Ação após ação, os K9 e seus adestradores e acompanhantes se destacavam com os resultados expressivos. E com o aumento nas solicitações para participarem de ações conjuntas, tanto em Ribeirão Preto, quanto em outras cidades da região metropolitana.
Aposentadoria e renovação
O esquema de trabalho dos K9, todavia, tem “prazo de validade”. Segundo Luchetti, ficou estabelecido que um cão de faro pode trabalhar até seus 7 anos, 11 meses e 29 dias. Ao completar 8 anos de vida, ele se aposenta.
“Um cão de faro pode ser selecionado ainda no ventre de sua mãe. Ainda filhote, ele é observado para ver se desenvolve aptidões. Mas o cão de faro nada mais é do que um cão que aprende a brincar para receber a recompensa. Para ele, farejar, por exemplo, é uma brincadeira. Achando, ele ganha o prêmio, que é morder a bolinha”, ensina o subcomandante da GCM.
Eles passam a ser treinados na transição da infância para a juventude. Geralmente quando têm um ano e se tiverem aptidão. E o preparo dos adestradores leva em torno de seis meses, até que estejam prontos para sair em ações. “Na verdade, para eles tudo é brincadeira. Eles sabem que se encontrarem o que queremos, vão ganhar o prêmio, que é a bola”, diz Luchetti.
Índio foi o primeiro a se aposentar e a renovação começou. Veio então a segunda geração: Fenrir (Pastor Belga Malinois), Hope (Pastor Belga Malinois), Conan (Rottweiler) e Aisha (Pastor Belga Malinois).
Desta vez, além de faro, outras modalidades foram treinadas. “Nossos cães passaram a mexer no bolso dos traficantes, causando prejuízo com as apreensões. E ficaram hostis. Uma vez tivemos que carregar Black até a viatura, para evitar que um grupo de pessoas o machucasse. Ele era apto para farejar, não para proteger”, lembra Luchetti.
Assim, Conan foi treinado para guarda e proteção e Aisha de show dog, policiamento e faro. Se na primeira geração os que mais atuavam eram Índio, Black e Odin, na segunda os principais farejadores de drogas foram Fenrir (filho de Black e de uma pet chamada Princesa) e Hope, que foi a primeira K9 a também farejar pessoas através de adrenalina e odor específico na Corporação.
E os resultados não pararam mais. Black, por exemplo, foi responsável pela maior apreensão do Canil da GCM, farejando 400 quilos de entorpecentes em uma única ação, realizada no bairro Cristo Redentor, zona Norte da cidade, em apoio à Polícia Civil. Já seu filho Fenrir farejou 200 kg de drogas, também em uma única ação.
Ações de busca
Vieram fama, respeito e conceito. E os pedidos foram além da fronteira da região metropolitana. Em julho de 2023, o Canil da GCM foi chamado para uma busca em Pindorama, onde um idoso estava desaparecido há cinco dias.

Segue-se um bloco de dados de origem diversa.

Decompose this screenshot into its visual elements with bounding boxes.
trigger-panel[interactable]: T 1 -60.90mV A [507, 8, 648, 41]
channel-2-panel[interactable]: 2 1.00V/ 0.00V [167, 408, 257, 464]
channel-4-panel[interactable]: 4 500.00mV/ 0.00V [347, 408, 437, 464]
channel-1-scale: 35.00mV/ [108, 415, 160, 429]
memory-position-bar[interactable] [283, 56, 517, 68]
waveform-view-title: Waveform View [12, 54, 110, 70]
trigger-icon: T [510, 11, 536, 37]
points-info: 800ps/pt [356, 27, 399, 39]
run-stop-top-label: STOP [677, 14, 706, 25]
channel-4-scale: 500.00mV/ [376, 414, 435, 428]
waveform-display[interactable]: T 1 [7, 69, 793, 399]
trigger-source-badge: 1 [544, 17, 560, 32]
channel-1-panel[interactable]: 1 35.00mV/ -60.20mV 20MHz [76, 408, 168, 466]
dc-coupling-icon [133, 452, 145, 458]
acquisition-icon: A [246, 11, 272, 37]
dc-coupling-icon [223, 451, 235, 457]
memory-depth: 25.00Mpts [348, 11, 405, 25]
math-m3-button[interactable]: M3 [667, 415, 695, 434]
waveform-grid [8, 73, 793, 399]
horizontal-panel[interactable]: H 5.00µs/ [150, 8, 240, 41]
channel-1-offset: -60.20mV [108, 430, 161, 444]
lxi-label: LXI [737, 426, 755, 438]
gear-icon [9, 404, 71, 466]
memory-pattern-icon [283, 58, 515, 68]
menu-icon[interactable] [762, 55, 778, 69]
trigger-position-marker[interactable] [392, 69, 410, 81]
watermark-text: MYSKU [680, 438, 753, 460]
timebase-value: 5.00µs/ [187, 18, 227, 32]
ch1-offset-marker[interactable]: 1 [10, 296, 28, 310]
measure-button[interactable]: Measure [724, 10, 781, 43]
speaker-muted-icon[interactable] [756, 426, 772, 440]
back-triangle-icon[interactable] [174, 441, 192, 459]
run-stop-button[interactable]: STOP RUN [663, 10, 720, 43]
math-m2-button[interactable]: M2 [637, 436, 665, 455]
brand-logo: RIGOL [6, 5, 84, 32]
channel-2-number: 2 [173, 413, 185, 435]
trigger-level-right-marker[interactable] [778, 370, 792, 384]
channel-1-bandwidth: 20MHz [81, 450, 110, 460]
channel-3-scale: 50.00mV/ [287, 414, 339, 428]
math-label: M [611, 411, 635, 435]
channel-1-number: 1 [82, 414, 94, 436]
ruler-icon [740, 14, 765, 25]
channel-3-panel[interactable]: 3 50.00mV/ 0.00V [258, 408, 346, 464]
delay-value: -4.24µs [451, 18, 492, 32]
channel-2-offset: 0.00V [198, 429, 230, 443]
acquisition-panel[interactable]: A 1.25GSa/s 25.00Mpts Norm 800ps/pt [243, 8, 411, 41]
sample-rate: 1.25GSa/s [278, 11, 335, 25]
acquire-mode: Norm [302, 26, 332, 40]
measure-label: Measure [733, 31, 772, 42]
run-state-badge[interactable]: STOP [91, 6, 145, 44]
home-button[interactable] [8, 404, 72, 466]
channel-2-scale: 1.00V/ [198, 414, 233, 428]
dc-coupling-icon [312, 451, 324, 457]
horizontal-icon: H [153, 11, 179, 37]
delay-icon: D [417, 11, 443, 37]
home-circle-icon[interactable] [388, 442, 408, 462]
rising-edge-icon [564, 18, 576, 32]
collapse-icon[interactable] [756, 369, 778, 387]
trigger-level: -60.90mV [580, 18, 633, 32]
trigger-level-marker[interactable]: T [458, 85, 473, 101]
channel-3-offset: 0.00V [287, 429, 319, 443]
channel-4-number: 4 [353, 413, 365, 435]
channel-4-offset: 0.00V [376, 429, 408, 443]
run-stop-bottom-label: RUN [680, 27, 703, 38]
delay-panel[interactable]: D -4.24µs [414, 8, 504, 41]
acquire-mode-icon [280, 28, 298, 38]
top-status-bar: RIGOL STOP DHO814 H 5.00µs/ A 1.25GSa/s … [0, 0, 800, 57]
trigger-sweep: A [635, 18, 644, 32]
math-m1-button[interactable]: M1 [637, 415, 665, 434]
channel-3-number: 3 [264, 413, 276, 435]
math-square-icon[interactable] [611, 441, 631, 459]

Hope conseguiu localizar o corpo do homem, que havia morrido horas antes. Tempos depois, a mesma K9 Hope participou das buscas de um idoso em Sertãozinho. O homem sofria do mal de Alzheimer. Ele morreu de hipotermia na madrugada anterior à busca, mas o corpo também foi localizado.
Este tipo de faro ajuda a localizar pessoas perdidas, desaparecidas ou foragidas. Até mesmo pessoas soterradas, por exemplo.
Cursos de aperfeiçoamento e formação
A essa altura, já começava a atuar a terceira geração, formada por Apache e Venom (ambos Pastor Belga Malinois). Os dois são filhos de Black e Hope. E o Canil da GCM se tornou referência nacional.
Em 2021 Luchetti, então comandante do Canil, organizou um curso para a formação de condutores de K9. “Há uma diferença entre o adestrador e o condutor. O adestrador treina o cão desde o princípio. Já o condutor não tem todo o conhecimento do adestrador, mas sabe o suficiente para sair com ele na viatura em ação”, explica o subcomandante da GCM.
O curso foi ministrado para condutores de diversas cidades, como Sertãozinho, Pirassununga, São Simão, Pontal, Uberaba (MG), entre outras. O sucesso foi tanto que, em 2023, em outro curso, foi preciso encerrar as inscrições, diante de tantos interessados.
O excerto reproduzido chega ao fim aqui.